Round Ireland in Low Gear by Eric Newby

Author:Eric Newby [Eric Newby]
Language: eng
Format: epub, azw3
ISBN: 9780007508204
Publisher: HarperCollins Publishers
Published: 1998-09-21T16:00:00+00:00


The next day dawned, when it did, long after eight o’clock, wet and cold with a very strong wind and snow on the 2000-foot tops of the Caha Mountains. We left the nice, warm haven of the Bay View Guest House with extreme reluctance, and on the way out of Glengarriff we met an Australian dressed like an imitation Irishman in a long black overcoat and a woolly hat with a bobble on it, waiting by the roadside for a bus to Bantry. He told us that he was living in a cabin on the mountainside on property belonging to a friend, and that he passed the days gathering wood in an enclosure of oaks which once formed part of the demesnes of the Lords of Bantry. Given the kind of weather we were having it sounded a rather joyless occupation. He was going back to Australia in February. How we envied him. Then we set off westwards along the south side of the Beara Peninsula on the road to Adrigole, crossing an arcadian, wooded river on the banks of which flourished an assortment of wonderful trees and shrubs, with a view downstream of the ruins of Cromwell’s Bridge, said to have been built for him in an hour. Here, in the surroundings of Glengarriff, the vegetation was extravagantly rich – giant fuchsia up to twenty-five feet high, escallonia, eucalyptus, tree ferns, oak, holly, yew, mountain ash and Chilean myrtle – while clethra arboreus, pink saxifrage, Irish spurge, pale pink English heather and greater butterwort were some of the flora that clamoured for attention in due season.

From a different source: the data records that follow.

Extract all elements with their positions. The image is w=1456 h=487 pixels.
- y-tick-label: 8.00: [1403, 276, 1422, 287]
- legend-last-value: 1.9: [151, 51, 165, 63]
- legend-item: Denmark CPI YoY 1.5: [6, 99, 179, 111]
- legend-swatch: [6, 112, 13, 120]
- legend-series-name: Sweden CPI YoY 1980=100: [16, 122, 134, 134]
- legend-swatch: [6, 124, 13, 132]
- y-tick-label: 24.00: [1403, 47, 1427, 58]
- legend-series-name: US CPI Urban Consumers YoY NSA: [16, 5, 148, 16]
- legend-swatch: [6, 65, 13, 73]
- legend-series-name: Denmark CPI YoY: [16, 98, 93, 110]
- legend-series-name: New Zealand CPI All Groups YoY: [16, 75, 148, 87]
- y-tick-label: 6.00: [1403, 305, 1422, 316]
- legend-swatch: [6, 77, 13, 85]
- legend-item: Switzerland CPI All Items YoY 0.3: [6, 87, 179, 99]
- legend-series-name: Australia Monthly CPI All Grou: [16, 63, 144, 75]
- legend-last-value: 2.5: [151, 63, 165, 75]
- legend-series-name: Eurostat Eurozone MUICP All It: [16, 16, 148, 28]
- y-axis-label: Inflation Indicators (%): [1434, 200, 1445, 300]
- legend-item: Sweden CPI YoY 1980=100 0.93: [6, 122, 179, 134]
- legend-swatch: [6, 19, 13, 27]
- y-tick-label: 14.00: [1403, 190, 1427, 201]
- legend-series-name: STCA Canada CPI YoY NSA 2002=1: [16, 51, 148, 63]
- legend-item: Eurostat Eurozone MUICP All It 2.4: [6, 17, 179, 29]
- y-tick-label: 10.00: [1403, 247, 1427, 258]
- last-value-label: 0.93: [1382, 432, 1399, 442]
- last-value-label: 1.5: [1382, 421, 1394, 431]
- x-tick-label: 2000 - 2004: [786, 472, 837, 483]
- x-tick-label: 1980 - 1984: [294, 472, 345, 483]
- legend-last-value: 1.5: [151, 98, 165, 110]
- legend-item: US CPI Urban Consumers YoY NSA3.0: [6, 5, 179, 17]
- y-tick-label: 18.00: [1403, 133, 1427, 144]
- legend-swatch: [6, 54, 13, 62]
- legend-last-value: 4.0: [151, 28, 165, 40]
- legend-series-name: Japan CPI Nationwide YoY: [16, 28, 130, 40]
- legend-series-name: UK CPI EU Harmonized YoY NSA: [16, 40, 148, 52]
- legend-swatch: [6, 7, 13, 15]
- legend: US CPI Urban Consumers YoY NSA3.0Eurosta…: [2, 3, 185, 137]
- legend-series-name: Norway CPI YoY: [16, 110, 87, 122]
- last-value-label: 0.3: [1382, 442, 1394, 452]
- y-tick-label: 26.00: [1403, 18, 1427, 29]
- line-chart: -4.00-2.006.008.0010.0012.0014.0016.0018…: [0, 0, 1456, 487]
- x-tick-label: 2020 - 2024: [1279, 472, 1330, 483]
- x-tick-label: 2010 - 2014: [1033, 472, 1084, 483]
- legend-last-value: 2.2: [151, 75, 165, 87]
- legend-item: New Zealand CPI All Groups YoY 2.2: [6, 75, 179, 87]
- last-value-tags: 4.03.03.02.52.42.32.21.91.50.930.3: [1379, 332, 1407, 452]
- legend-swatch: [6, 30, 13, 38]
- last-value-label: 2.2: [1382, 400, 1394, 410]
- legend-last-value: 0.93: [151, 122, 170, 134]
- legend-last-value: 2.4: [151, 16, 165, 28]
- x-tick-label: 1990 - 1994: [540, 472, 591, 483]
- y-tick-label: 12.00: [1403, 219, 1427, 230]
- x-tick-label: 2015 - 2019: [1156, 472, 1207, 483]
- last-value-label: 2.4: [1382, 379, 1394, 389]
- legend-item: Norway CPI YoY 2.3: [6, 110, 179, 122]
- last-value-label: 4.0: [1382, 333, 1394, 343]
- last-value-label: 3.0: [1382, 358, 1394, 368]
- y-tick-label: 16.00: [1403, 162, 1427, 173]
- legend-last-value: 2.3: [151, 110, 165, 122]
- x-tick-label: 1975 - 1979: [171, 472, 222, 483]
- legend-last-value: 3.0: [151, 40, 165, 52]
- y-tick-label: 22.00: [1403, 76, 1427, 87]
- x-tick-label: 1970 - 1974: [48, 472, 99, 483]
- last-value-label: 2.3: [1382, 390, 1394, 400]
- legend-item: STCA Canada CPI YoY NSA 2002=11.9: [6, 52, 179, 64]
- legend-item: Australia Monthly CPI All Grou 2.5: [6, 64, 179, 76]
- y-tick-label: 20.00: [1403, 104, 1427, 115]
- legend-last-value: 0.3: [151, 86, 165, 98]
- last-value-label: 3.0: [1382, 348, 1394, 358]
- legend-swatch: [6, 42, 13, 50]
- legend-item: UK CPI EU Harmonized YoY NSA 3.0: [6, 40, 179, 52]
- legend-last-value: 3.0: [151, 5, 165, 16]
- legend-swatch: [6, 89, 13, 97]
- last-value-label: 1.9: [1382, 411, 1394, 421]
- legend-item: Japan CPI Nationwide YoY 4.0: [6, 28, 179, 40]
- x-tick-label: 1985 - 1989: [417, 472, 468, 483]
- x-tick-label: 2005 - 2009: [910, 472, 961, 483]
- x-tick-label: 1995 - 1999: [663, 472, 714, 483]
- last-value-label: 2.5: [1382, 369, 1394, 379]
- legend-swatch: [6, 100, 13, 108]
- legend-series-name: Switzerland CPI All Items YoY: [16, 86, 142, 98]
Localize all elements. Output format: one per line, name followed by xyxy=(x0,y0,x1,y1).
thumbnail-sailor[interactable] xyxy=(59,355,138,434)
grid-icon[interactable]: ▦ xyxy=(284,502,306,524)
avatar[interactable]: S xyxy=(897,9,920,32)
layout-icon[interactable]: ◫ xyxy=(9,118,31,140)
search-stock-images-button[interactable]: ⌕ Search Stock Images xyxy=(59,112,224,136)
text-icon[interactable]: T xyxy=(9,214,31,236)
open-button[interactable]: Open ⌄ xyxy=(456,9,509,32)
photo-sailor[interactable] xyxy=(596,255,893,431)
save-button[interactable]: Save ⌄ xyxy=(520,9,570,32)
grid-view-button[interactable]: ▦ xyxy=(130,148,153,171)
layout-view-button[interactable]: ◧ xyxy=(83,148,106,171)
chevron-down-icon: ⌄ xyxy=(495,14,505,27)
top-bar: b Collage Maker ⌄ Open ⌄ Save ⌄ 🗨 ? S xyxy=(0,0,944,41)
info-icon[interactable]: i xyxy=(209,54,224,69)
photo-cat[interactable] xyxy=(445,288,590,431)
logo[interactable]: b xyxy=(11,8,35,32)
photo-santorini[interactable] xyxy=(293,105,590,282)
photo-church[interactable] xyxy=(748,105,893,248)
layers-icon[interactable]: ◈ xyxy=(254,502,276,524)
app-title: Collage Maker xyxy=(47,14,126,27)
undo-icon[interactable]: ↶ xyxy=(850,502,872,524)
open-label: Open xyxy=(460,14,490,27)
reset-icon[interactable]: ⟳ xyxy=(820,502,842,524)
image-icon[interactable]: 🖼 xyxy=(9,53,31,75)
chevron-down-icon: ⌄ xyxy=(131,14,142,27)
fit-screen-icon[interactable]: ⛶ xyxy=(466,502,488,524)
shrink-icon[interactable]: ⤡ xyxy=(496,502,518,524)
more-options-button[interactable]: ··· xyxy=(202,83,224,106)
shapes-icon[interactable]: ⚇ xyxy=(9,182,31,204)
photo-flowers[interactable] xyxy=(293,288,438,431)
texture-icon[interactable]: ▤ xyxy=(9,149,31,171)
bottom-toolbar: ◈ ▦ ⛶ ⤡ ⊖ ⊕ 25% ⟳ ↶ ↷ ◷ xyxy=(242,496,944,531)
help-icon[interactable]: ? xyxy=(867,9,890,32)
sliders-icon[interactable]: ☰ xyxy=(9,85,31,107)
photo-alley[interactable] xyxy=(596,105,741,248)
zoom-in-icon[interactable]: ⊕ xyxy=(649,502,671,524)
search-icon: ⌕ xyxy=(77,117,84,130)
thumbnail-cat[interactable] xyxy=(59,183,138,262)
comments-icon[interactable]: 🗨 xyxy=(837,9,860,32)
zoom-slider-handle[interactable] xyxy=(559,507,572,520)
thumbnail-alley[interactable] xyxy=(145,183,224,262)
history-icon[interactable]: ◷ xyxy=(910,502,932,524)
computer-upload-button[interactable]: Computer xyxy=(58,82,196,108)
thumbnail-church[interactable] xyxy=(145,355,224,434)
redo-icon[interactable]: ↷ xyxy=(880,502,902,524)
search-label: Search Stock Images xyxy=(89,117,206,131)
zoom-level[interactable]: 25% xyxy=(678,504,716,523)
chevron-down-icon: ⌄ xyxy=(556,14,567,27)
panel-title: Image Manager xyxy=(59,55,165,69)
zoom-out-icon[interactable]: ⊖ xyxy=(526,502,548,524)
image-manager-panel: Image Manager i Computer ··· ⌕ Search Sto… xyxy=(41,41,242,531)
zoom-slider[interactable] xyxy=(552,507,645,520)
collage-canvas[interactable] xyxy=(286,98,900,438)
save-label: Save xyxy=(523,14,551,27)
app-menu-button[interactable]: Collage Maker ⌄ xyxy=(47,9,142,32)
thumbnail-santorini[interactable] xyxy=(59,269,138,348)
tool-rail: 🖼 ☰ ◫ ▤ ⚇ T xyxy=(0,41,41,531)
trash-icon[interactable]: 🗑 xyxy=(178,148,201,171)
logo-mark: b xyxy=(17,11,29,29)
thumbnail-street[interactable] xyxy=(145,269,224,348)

The sun chose this moment to make an appearance, illuminating the little tree-clad rock islands in the Bay, and the snow-covered mountains behind. Then it began to rain again. What followed was the very steep ascent via Furkeal Bridge, more or less at sea level, to the Avaul Loughs 400 feet up, in a distance of only a mile and a quarter. To the right of the road was a wilderness of bogs which turned orange when the sun came out, and above them huge expanses of dead grass with waterfalls of shiny stones pouring down from the slopes of the Caha Mountains, the highest of which in view was the Sugar Loaf, which gave the impression of being a perfect pyramid and looked as inaccessible as a peak in Tibet. The air was filled with the sounds of innumerable, invisible brooks, but there was not a bird in sight; those with any sense were down near the Equator. The loughs were near a pass from which there was a stupendous view over Bantry Bay, with Cooleragh Harbour immediately below and, across what was now a shimmering expanse of water in which a solitary fishing boat floated motionless, the Whiddy Island oil terminal, the long, black finger of Sheep’s Head Peninsula pointing into the Atlantic, and, far away to the north-east, what were probably the Sheehy Mountains on the Cork-Kerry border, also covered with snow.